If squatting was criminalised a lot would be lost, and I think it would have quite a profound negative effect on people involved in the movement who are often just trying to make positive change. It would also effect communities and those unable to pay rent for whatever reasons.
Finally, there is absolutely no point in criminalisation as it does not create anything positive, it only cuts people off from one option. Perhaps this is all just part of the governments efforts to cleanse London before the Olympics.....
John Freestone commented
I don't get this either, Marion, and I agree with you. In fact, it makes me angry how stupid some people are, suggesting that we criminalise leaving a house empty or allowing anyone to occupy it because it is empty. Somebody should occupy their brains, since the owners aren't using them. What next, a car not being driven can be driven by someone who needs to go somewhere? If not, the "the government is trying to take away our right to go places"? Why not go looting while you're at it - nobody's using that stock on the shop shelves overnight. Wake up.
Marion Taylor commented
I just don't get this. Accommodation is something everybody has to pay for. People can't just steal accommodation because they don't want to pay for it. Hostels for the homeless will put people up if they can't afford other accommodation.
At the end of the day, if a person buys a property and for whatever reason they do not live in it, that's their prerogative because they are the owner.
fay v d commented
dont take away peoples homes. dont criminalise people for making empty buildings into homes. instead why not criminalize people for leaving buildings that could be homes, empty.
Alain English commented
With landlords becoming short of funds and thus getting unscrupulous, with limited homes available in this inner-city more attention should be paid to the rights of homeless people who squat in abandoned buildings...
never we go a surrender!!!!born for be free!!!!
craig parr commented
Hannah Eiseman-Renyard commented
Though I have never squatted I have taken great joy from the art and events that squats have created. They harm no one and are an asset to the local community. Furthermore - SQUATTERS' RIGHTS ARE TENANTS RIGHTS, PROTESTORS' RIGHTS AND HUMAN RIGHTS.
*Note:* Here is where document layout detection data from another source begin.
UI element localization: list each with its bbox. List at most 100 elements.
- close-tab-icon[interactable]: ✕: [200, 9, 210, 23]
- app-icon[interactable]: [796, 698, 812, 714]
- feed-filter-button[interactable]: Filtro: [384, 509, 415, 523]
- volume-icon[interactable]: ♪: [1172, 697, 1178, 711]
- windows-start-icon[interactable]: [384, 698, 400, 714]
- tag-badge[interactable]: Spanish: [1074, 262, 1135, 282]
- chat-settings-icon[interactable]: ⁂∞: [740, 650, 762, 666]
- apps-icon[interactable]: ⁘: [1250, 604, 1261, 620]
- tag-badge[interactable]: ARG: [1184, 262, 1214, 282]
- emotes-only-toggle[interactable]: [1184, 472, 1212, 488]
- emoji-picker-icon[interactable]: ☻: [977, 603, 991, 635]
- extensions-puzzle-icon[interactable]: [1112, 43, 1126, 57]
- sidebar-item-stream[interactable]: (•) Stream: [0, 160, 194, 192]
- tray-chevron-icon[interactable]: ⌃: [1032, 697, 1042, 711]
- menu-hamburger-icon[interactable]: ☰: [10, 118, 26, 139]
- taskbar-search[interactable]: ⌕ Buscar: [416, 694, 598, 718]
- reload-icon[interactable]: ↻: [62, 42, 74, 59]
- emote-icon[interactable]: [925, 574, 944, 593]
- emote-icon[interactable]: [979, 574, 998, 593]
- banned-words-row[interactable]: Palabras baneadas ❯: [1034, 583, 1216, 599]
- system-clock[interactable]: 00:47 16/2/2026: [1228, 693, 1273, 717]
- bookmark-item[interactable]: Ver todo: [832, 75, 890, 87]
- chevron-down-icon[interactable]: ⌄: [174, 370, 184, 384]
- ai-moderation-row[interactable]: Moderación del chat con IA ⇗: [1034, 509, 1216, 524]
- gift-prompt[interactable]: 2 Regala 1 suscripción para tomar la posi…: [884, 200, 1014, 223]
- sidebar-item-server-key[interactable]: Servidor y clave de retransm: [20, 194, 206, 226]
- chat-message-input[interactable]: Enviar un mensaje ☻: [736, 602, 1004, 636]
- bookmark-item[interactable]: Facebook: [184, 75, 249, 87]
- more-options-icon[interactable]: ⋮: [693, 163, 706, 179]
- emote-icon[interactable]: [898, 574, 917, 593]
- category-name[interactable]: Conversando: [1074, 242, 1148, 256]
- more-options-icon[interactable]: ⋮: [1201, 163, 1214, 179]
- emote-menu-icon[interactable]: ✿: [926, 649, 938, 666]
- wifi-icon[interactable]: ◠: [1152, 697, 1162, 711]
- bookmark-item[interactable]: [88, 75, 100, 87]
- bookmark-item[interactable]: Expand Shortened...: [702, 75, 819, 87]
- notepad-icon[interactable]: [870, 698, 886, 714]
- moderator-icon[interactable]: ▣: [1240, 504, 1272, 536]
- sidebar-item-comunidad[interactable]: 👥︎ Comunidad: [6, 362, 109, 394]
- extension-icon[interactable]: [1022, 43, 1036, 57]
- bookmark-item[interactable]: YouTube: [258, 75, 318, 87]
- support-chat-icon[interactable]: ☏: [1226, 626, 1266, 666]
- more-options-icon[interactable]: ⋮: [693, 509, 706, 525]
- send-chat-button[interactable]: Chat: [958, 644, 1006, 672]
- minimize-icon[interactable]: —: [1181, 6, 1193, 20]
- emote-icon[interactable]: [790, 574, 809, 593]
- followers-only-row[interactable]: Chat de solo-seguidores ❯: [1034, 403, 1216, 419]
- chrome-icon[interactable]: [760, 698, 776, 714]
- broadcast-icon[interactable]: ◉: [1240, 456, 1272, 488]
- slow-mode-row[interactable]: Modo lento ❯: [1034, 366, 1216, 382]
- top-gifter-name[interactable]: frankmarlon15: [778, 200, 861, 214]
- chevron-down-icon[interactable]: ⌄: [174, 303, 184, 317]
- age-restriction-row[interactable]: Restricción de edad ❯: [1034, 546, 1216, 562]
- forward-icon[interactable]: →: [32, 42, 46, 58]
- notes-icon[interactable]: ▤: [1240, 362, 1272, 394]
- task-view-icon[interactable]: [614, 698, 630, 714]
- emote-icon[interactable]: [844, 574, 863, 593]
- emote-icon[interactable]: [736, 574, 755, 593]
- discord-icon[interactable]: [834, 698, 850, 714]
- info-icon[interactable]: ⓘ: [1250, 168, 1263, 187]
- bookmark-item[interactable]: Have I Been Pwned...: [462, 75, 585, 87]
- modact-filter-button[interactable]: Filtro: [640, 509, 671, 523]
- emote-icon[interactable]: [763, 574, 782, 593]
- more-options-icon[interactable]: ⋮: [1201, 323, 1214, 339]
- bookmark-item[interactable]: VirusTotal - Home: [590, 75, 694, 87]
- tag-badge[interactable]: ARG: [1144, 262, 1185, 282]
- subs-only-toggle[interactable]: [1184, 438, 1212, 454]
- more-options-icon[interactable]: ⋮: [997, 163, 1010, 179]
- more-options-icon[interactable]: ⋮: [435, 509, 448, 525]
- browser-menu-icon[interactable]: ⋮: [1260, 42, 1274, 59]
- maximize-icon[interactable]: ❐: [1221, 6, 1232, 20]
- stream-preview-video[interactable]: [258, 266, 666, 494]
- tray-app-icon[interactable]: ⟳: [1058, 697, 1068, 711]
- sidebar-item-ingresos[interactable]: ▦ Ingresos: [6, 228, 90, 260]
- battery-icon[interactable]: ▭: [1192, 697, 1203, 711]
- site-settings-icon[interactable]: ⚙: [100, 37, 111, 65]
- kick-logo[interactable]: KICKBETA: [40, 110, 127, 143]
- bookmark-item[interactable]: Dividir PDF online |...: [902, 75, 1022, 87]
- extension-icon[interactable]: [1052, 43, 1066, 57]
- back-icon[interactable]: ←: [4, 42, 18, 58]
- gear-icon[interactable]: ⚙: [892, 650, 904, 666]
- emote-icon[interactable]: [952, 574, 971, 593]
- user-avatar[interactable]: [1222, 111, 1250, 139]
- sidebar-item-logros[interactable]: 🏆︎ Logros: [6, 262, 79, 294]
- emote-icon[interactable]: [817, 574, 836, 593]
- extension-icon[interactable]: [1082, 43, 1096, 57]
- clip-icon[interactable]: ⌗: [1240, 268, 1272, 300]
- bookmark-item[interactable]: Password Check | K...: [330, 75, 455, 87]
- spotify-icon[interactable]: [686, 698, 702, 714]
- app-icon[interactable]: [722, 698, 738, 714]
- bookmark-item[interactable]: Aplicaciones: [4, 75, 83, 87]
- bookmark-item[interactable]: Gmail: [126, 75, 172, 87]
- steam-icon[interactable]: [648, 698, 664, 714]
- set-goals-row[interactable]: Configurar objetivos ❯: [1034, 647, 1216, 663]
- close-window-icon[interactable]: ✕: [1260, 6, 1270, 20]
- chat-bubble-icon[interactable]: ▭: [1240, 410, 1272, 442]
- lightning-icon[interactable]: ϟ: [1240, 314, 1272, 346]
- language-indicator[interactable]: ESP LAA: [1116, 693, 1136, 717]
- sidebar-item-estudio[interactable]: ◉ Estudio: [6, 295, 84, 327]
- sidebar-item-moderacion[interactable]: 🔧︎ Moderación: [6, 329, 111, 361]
There is a shared ownership (private/housing association) house at 18 Harborough Close , Whissendine, LE15 7EY empty since 2006 due. Partly paid for by public money. Empty due to private greed and housing association stupidity. Squat it now before it becomes an offence.
Becky Ridgewell commented
Criminalising squatting is not a viable solution in a time of economic hardship and during a huge affordable housing shortage. To allow buildings to sit empty whilst there are people without homes - now that should be criminalised.
Ben Cox commented
If someone has a broken arm, you don't give them antibiotics. The current way of doing this represents a better model than the proposed one- it is by no means perfect, but criminalising in the way proposed is simply a move out of touch with the reality of the situation.
Chris McGuire commented
If i am homeless and sufferin from the cold and other health issues that might occur from bein homeless, IF there is no help from the goverment to provide me with suitible accomadation straight away, then i dont care what the law says, I am a animal that wants to survive and will not be told i have to live rough on the streets! If there is an abandoned house, nobody else is usin it, then i will! I was told it is against the law to live in cave if i found one, and i'm not allowed to hunt for food in the wild. I am not allowed to use my natraul animal suvival instinks, i have to do as i'm told by some one livin in a nice big house. Fuck em'!!
This is daft you can't criminalise people simply for living in their homes.
In this age of economic struggle, when more and more people are loosing their homes because they cant keep up with morgage repayments the government now want to take away our right to have a warm nights sleep in an abandoned building. Where is the sense in that?